Note: I (Jared Updike) am working with the belief that efficiency should not be a valid argument to bar these otherwise universally useful functions from the libraries; regexes are overkill for 'split' and 'replace' for common simple situations. Let's assume people will know (or learn) when they need heavier machinery (regexes, FPS/ByteString) and will use it when efficiency is important. We can try to facilitate this by reusing any names from FastPackedString and/or ByteString, etc.
The Data.List functions
split (working name)
We need a few of these:
split :: Eq a => a -> [a] -> [[a]]
splitWith :: (a -> Bool) -> [a] -> [[a]]
tokens :: (a -> Bool) -> [a] -> [[a]]
That preserve:
join sep . split sep = id
See below for 'join'
And some that use above split but filter to remove empty elements (but do not preserve above property). Easy enough:
split' :: Eq a => a -> [a] -> [[a]]
splitWith' :: (a -> Bool) -> [a] -> [[a]]
tokens' :: (a -> Bool) -> [a] -> [[a]]
i.e.
split' sep = filter (not . null) . split sep
Usage would be:
tokensws = tokens' (`elem` " \f\v\t\n\r\b")
tokensws "Hello there\n \n Haskellers! " ==
["Hello", "there", "Haskellers!"]
Would a nonnulls = filter (not . null)
function be a better alternative to defining separate filtered splits? Nmessenger 11:09, 28 December 2006 (UTC)

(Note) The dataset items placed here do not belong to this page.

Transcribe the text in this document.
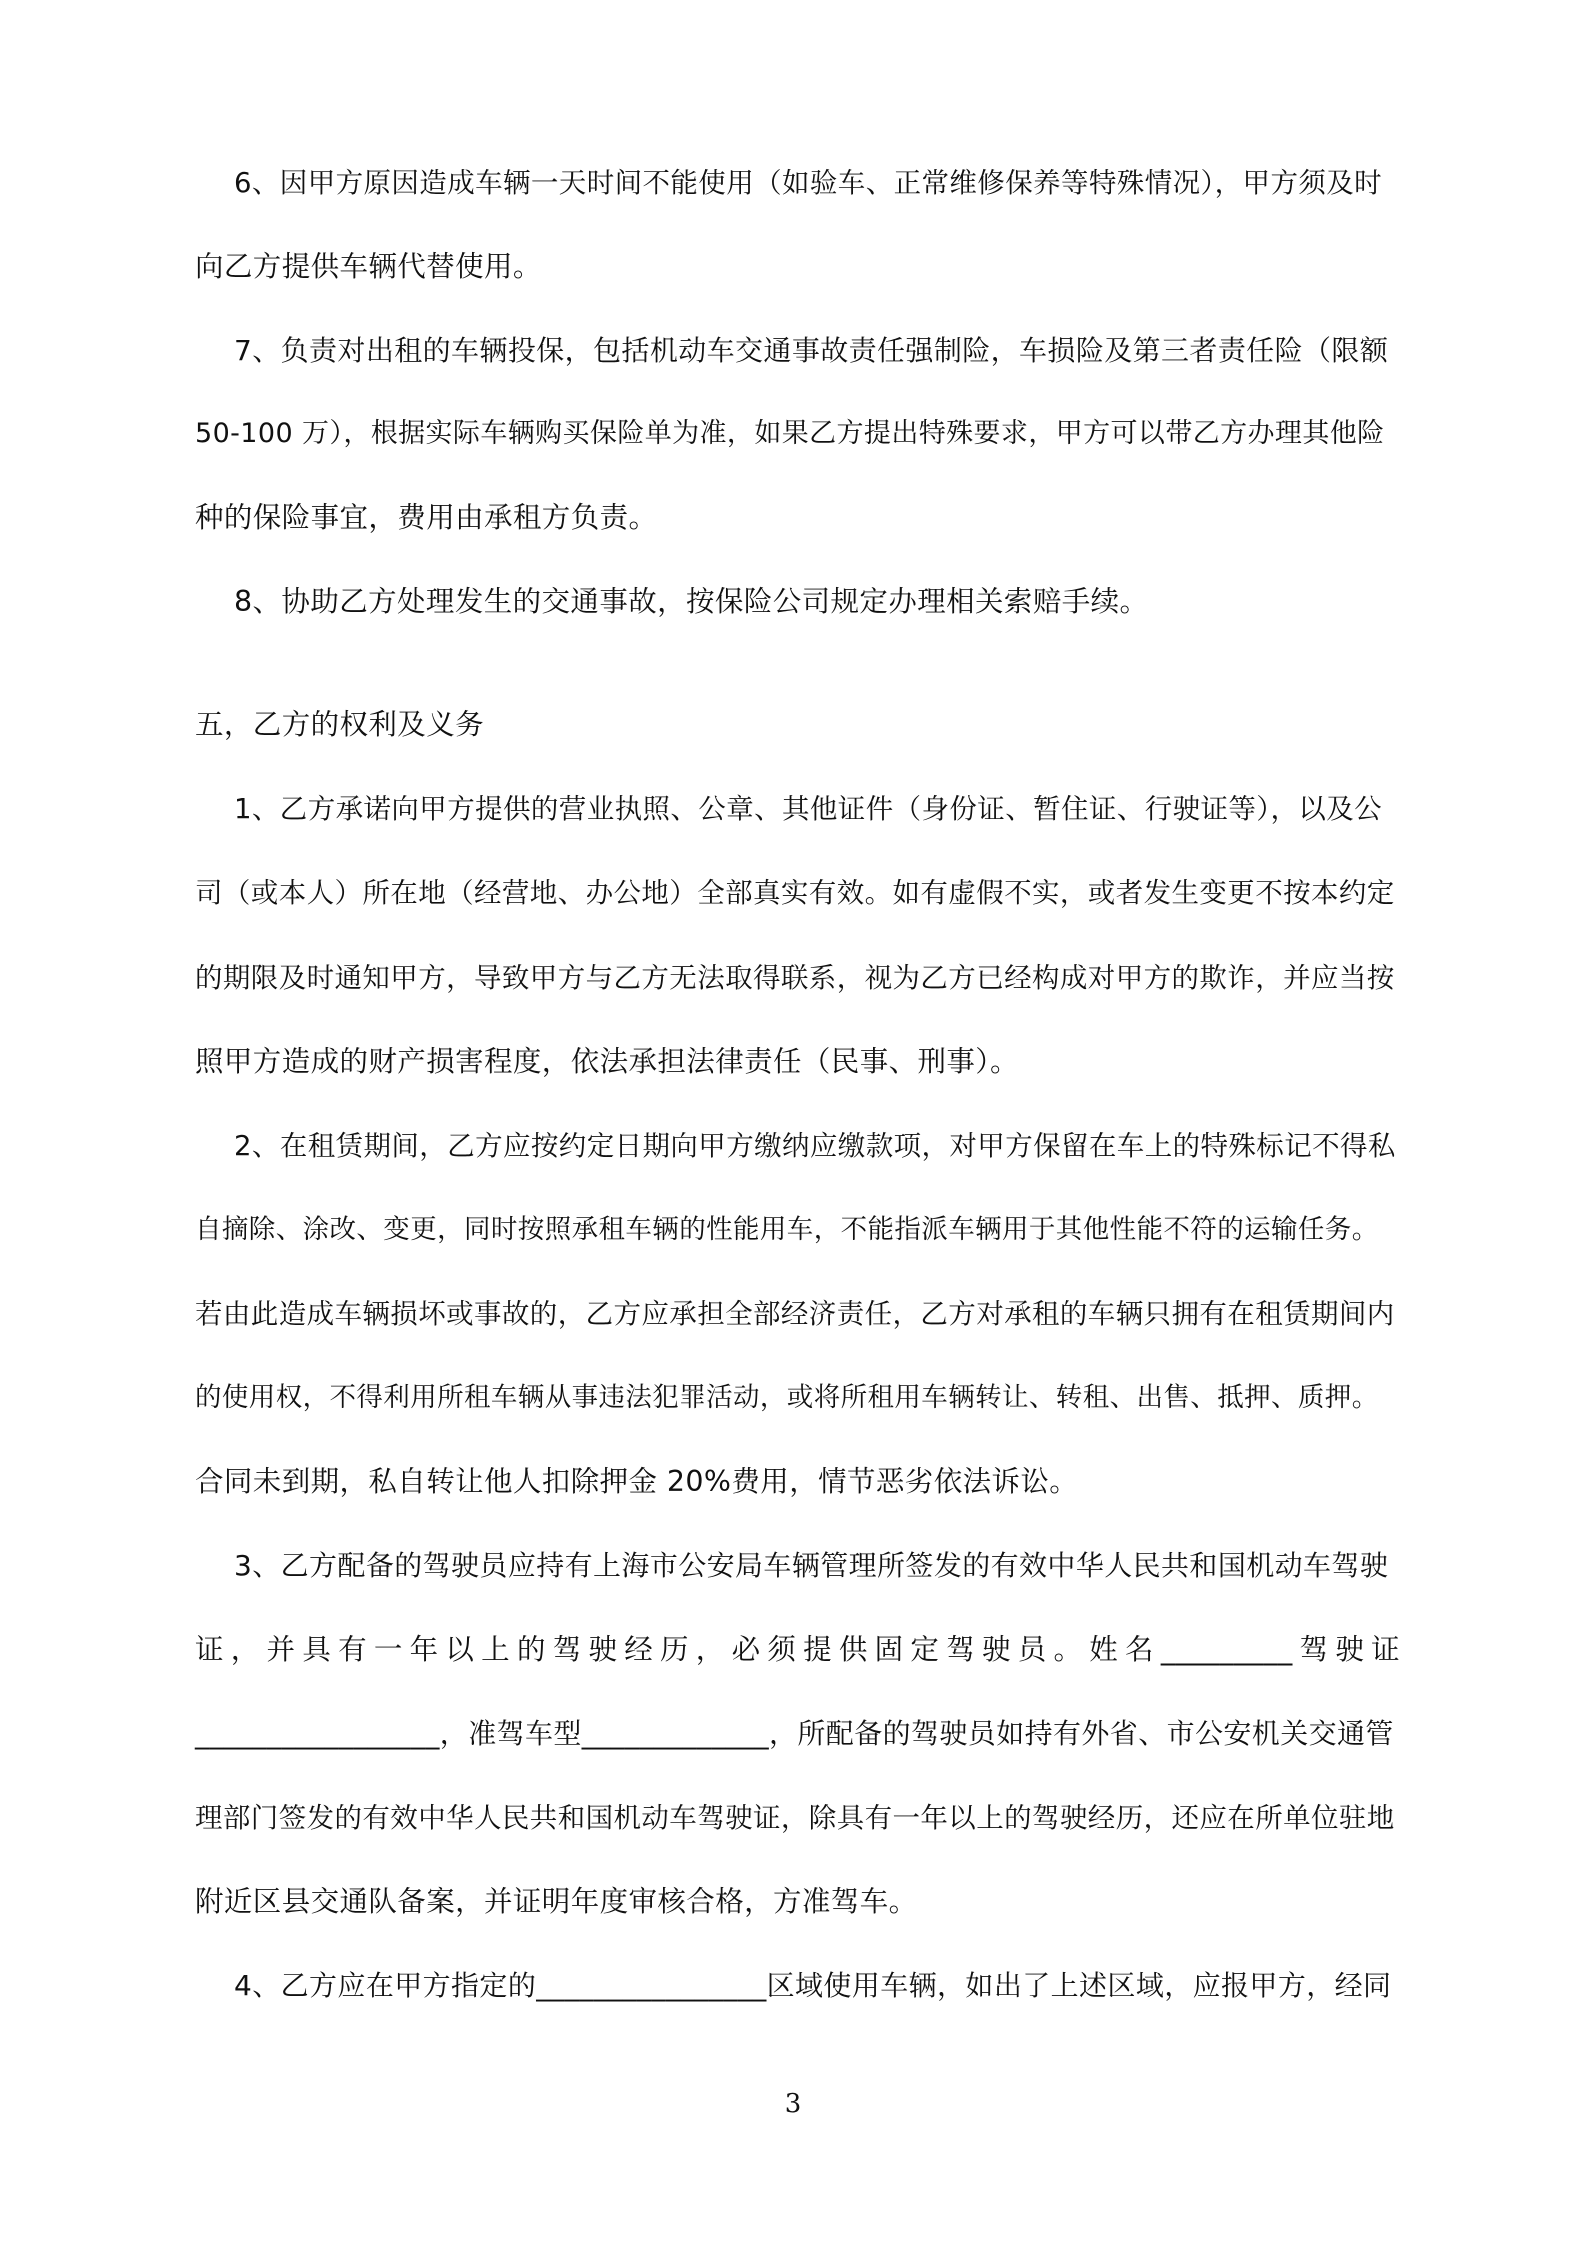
6、因甲方原因造成车辆一天时间不能使用（如验车、正常维修保养等特殊情况），甲方须及时
向乙方提供车辆代替使用。
7、负责对出租的车辆投保，包括机动车交通事故责任强制险，车损险及第三者责任险（限额
50-100 万），根据实际车辆购买保险单为准，如果乙方提出特殊要求，甲方可以带乙方办理其他险
种的保险事宜，费用由承租方负责。
8、协助乙方处理发生的交通事故，按保险公司规定办理相关索赔手续。
五，乙方的权利及义务
1、乙方承诺向甲方提供的营业执照、公章、其他证件（身份证、暂住证、行驶证等），以及公
司（或本人）所在地（经营地、办公地）全部真实有效。如有虚假不实，或者发生变更不按本约定
的期限及时通知甲方，导致甲方与乙方无法取得联系，视为乙方已经构成对甲方的欺诈，并应当按
照甲方造成的财产损害程度，依法承担法律责任（民事、刑事）。
2、在租赁期间，乙方应按约定日期向甲方缴纳应缴款项，对甲方保留在车上的特殊标记不得私
自摘除、涂改、变更，同时按照承租车辆的性能用车，不能指派车辆用于其他性能不符的运输任务。
若由此造成车辆损坏或事故的，乙方应承担全部经济责任，乙方对承租的车辆只拥有在租赁期间内
的使用权，不得利用所租车辆从事违法犯罪活动，或将所租用车辆转让、转租、出售、抵押、质押。
合同未到期，私自转让他人扣除押金 20%费用，情节恶劣依法诉讼。
3、乙方配备的驾驶员应持有上海市公安局车辆管理所签发的有效中华人民共和国机动车驾驶
证，并具有一年以上的驾驶经历，必须提供固定驾驶员。姓名_________驾驶证
_________________，准驾车型_____________，所配备的驾驶员如持有外省、市公安机关交通管
理部门签发的有效中华人民共和国机动车驾驶证，除具有一年以上的驾驶经历，还应在所单位驻地
附近区县交通队备案，并证明年度审核合格，方准驾车。
4、乙方应在甲方指定的________________区域使用车辆，如出了上述区域，应报甲方，经同
3
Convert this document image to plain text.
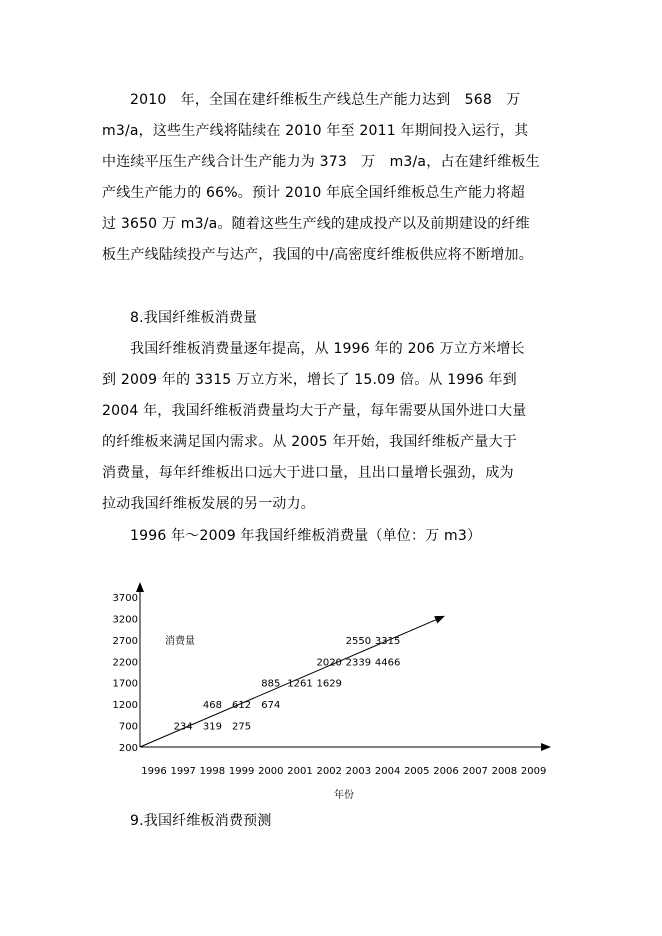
2010　年，全国在建纤维板生产线总生产能力达到　568　万
m3/a，这些生产线将陆续在 2010 年至 2011 年期间投入运行，其
中连续平压生产线合计生产能力为 373　万　m3/a，占在建纤维板生
产线生产能力的 66%。预计 2010 年底全国纤维板总生产能力将超
过 3650 万 m3/a。随着这些生产线的建成投产以及前期建设的纤维
板生产线陆续投产与达产，我国的中/高密度纤维板供应将不断增加。
8.我国纤维板消费量
我国纤维板消费量逐年提高，从 1996 年的 206 万立方米增长
到 2009 年的 3315 万立方米，增长了 15.09 倍。从 1996 年到
2004 年，我国纤维板消费量均大于产量，每年需要从国外进口大量
的纤维板来满足国内需求。从 2005 年开始，我国纤维板产量大于
消费量，每年纤维板出口远大于进口量，且出口量增长强劲，成为
拉动我国纤维板发展的另一动力。
1996 年～2009 年我国纤维板消费量（单位：万 m3）
200
700
1200
1700
2200
2700
3200
3700
1996 1997 1998 1999 2000 2001 2002 2003 2004 2005 2006 2007 2008 2009
年份
消费量
234 319 275
468 612 674
885 1261 1629
2020 2339 4466
2550 3315
9.我国纤维板消费预测
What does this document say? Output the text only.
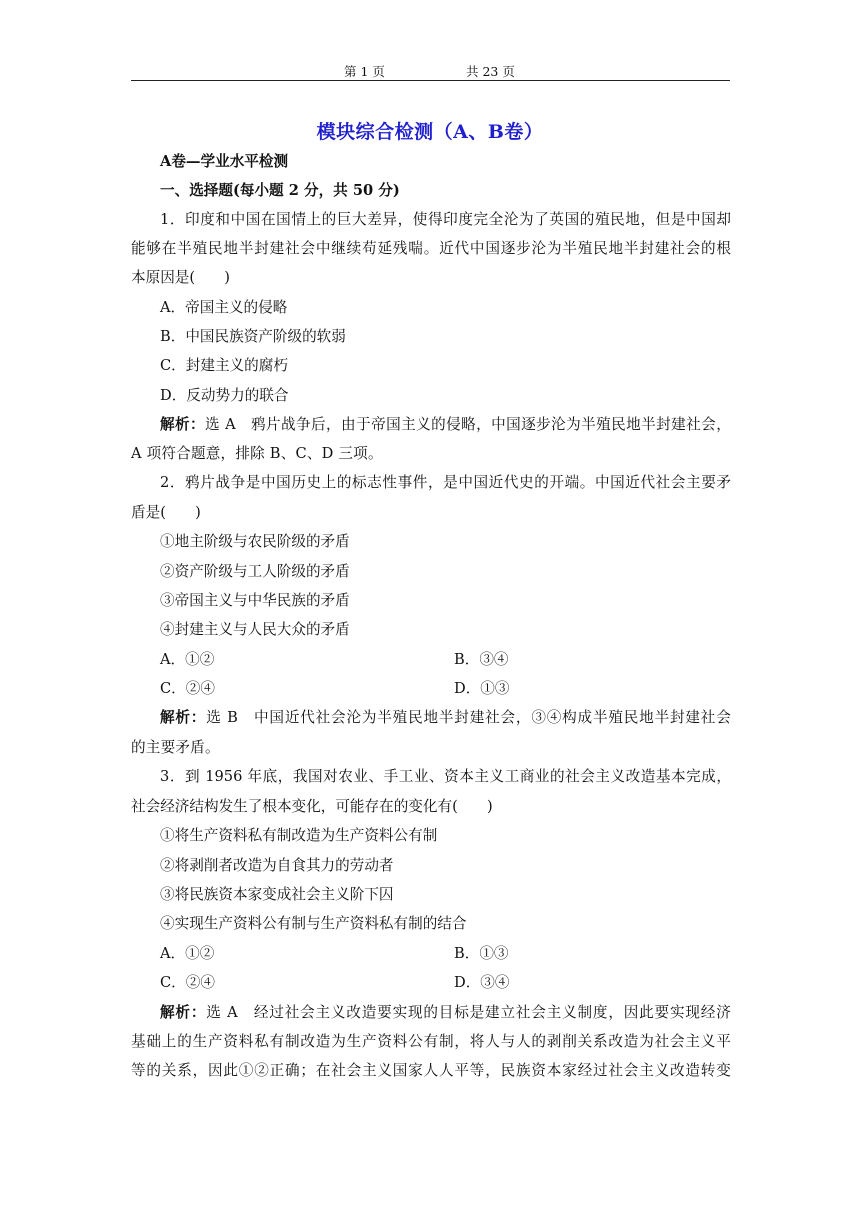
第 1 页	共 23 页
模块综合检测（A、B卷）
A卷—学业水平检测
一、选择题(每小题 2 分，共 50 分)
1．印度和中国在国情上的巨大差异，使得印度完全沦为了英国的殖民地，但是中国却
能够在半殖民地半封建社会中继续苟延残喘。近代中国逐步沦为半殖民地半封建社会的根
本原因是(　　)
A．帝国主义的侵略
B．中国民族资产阶级的软弱
C．封建主义的腐朽
D．反动势力的联合
解析：选 A　鸦片战争后，由于帝国主义的侵略，中国逐步沦为半殖民地半封建社会，
A 项符合题意，排除 B、C、D 三项。
2．鸦片战争是中国历史上的标志性事件，是中国近代史的开端。中国近代社会主要矛
盾是(　　)
①地主阶级与农民阶级的矛盾
②资产阶级与工人阶级的矛盾
③帝国主义与中华民族的矛盾
④封建主义与人民大众的矛盾
A．①②	B．③④
C．②④	D．①③
解析：选 B　中国近代社会沦为半殖民地半封建社会，③④构成半殖民地半封建社会
的主要矛盾。
3．到 1956 年底，我国对农业、手工业、资本主义工商业的社会主义改造基本完成，
社会经济结构发生了根本变化，可能存在的变化有(　　)
①将生产资料私有制改造为生产资料公有制
②将剥削者改造为自食其力的劳动者
③将民族资本家变成社会主义阶下囚
④实现生产资料公有制与生产资料私有制的结合
A．①②	B．①③
C．②④	D．③④
解析：选 A　经过社会主义改造要实现的目标是建立社会主义制度，因此要实现经济
基础上的生产资料私有制改造为生产资料公有制，将人与人的剥削关系改造为社会主义平
等的关系，因此①②正确；在社会主义国家人人平等，民族资本家经过社会主义改造转变
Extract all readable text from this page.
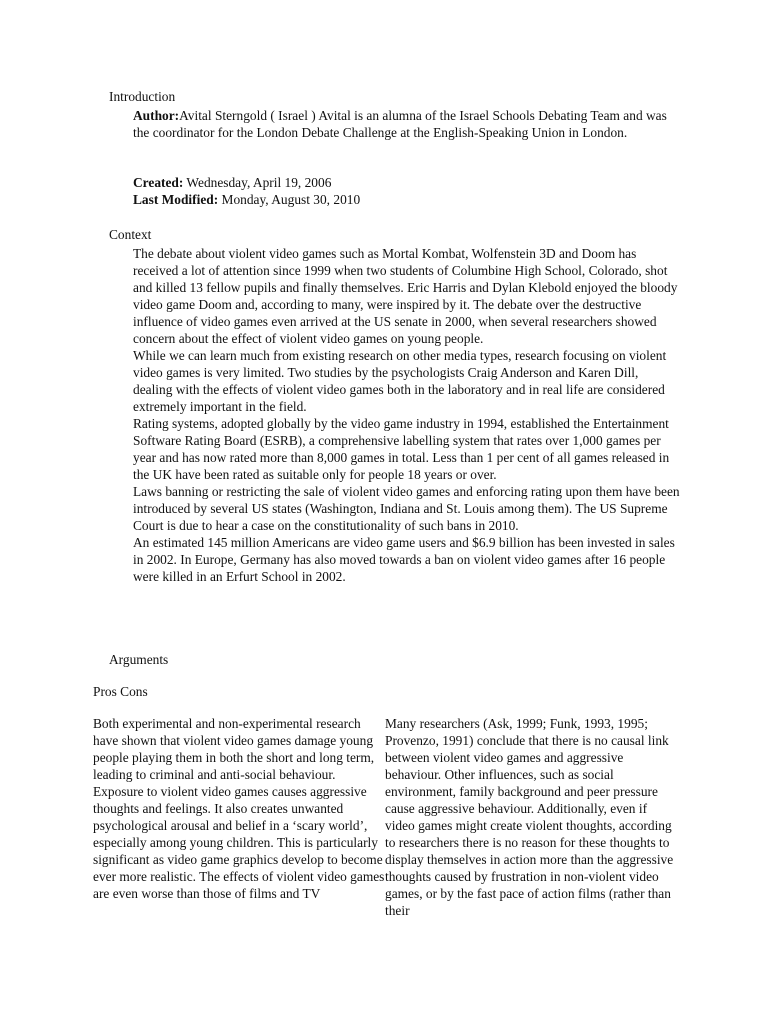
Introduction

Author:Avital Sterngold ( Israel ) Avital is an alumna of the Israel Schools Debating Team and was the coordinator for the London Debate Challenge at the English-Speaking Union in London.

Created: Wednesday, April 19, 2006

Last Modified: Monday, August 30, 2010

Context

The debate about violent video games such as Mortal Kombat, Wolfenstein 3D and Doom has received a lot of attention since 1999 when two students of Columbine High School, Colorado, shot and killed 13 fellow pupils and finally themselves. Eric Harris and Dylan Klebold enjoyed the bloody video game Doom and, according to many, were inspired by it. The debate over the destructive influence of video games even arrived at the US senate in 2000, when several researchers showed concern about the effect of violent video games on young people.

While we can learn much from existing research on other media types, research focusing on violent video games is very limited. Two studies by the psychologists Craig Anderson and Karen Dill, dealing with the effects of violent video games both in the laboratory and in real life are considered extremely important in the field.

Rating systems, adopted globally by the video game industry in 1994, established the Entertainment Software Rating Board (ESRB), a comprehensive labelling system that rates over 1,000 games per year and has now rated more than 8,000 games in total. Less than 1 per cent of all games released in the UK have been rated as suitable only for people 18 years or over.

Laws banning or restricting the sale of violent video games and enforcing rating upon them have been introduced by several US states (Washington, Indiana and St. Louis among them). The US Supreme Court is due to hear a case on the constitutionality of such bans in 2010.

An estimated 145 million Americans are video game users and $6.9 billion has been invested in sales in 2002. In Europe, Germany has also moved towards a ban on violent video games after 16 people were killed in an Erfurt School in 2002.

Arguments
Pros Cons

Both experimental and non-experimental research have shown that violent video games damage young people playing them in both the short and long term, leading to criminal and anti-social behaviour. Exposure to violent video games causes aggressive thoughts and feelings. It also creates unwanted psychological arousal and belief in a ‘scary world’, especially among young children. This is particularly significant as video game graphics develop to become ever more realistic. The effects of violent video games are even worse than those of films and TV

Many researchers (Ask, 1999; Funk, 1993, 1995; Provenzo, 1991) conclude that there is no causal link between violent video games and aggressive behaviour. Other influences, such as social environment, family background and peer pressure cause aggressive behaviour. Additionally, even if video games might create violent thoughts, according to researchers there is no reason for these thoughts to display themselves in action more than the aggressive thoughts caused by frustration in non-violent video games, or by the fast pace of action films (rather than their
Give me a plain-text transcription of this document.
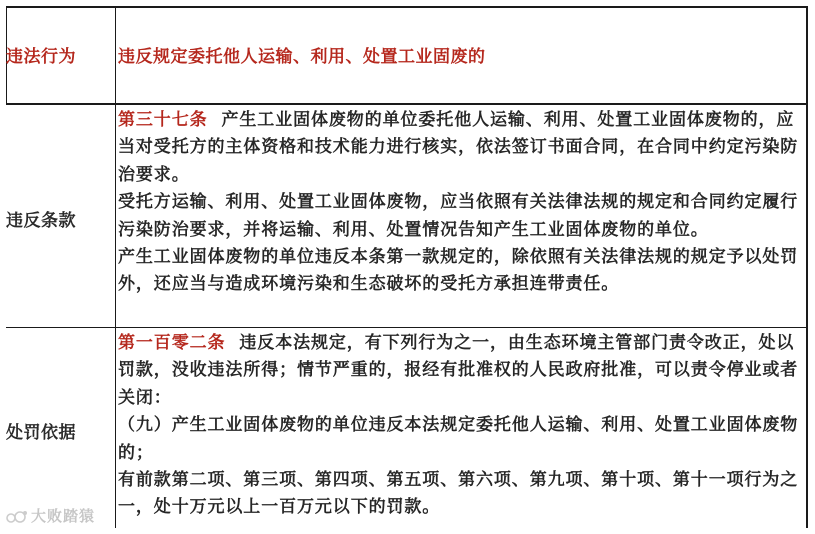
违法行为 违反规定委托他人运输、利用、处置工业固废的
违反条款

第三十七条 产生工业固体废物的单位委托他人运输、利用、处置工业固体废物的，应当对受托方的主体资格和技术能力进行核实，依法签订书面合同，在合同中约定污染防治要求。

受托方运输、利用、处置工业固体废物，应当依照有关法律法规的规定和合同约定履行污染防治要求，并将运输、利用、处置情况告知产生工业固体废物的单位。

产生工业固体废物的单位违反本条第一款规定的，除依照有关法律法规的规定予以处罚外，还应当与造成环境污染和生态破坏的受托方承担连带责任。

处罚依据

第一百零二条 违反本法规定，有下列行为之一，由生态环境主管部门责令改正，处以罚款，没收违法所得；情节严重的，报经有批准权的人民政府批准，可以责令停业或者关闭：

（九）产生工业固体废物的单位违反本法规定委托他人运输、利用、处置工业固体废物的；

有前款第二项、第三项、第四项、第五项、第六项、第九项、第十项、第十一项行为之一，处十万元以上一百万元以下的罚款。

大败踏猿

TODO: add version like python with multi-element separator
TODO: give code, copy-paste from threads mentioned above
TODO: list names and reasons for/against
replace (working name)
replace :: [a] -> [a] -> [a] -> [a]
like Python replace:
replace "the" "a" "the quick brown fox jumped over the lazy black dog"
===>
"a quick brown fox jumped over a lazy black dog"
TODO: give code, copy-paste from threads mentioned above
TODO: list names and reasons for/against
join (working name)
join :: [a] -> [[a]] -> [a]
join sep = concat . intersperse sep
TODO: copy-paste things from threads mentioned above
TODO: list names and reasons for/against
Function Behavior Changes
It is dangerous to change the behavior of prelude functions, however currently unlines will add an additional, unnecessary newline. unlines . lines
is effectively (++"\n")
rather than id
.
I propose this definition instead:
unlines = concat . intersperse "\n"
Also, lines/words will be effectively defined in terms of split.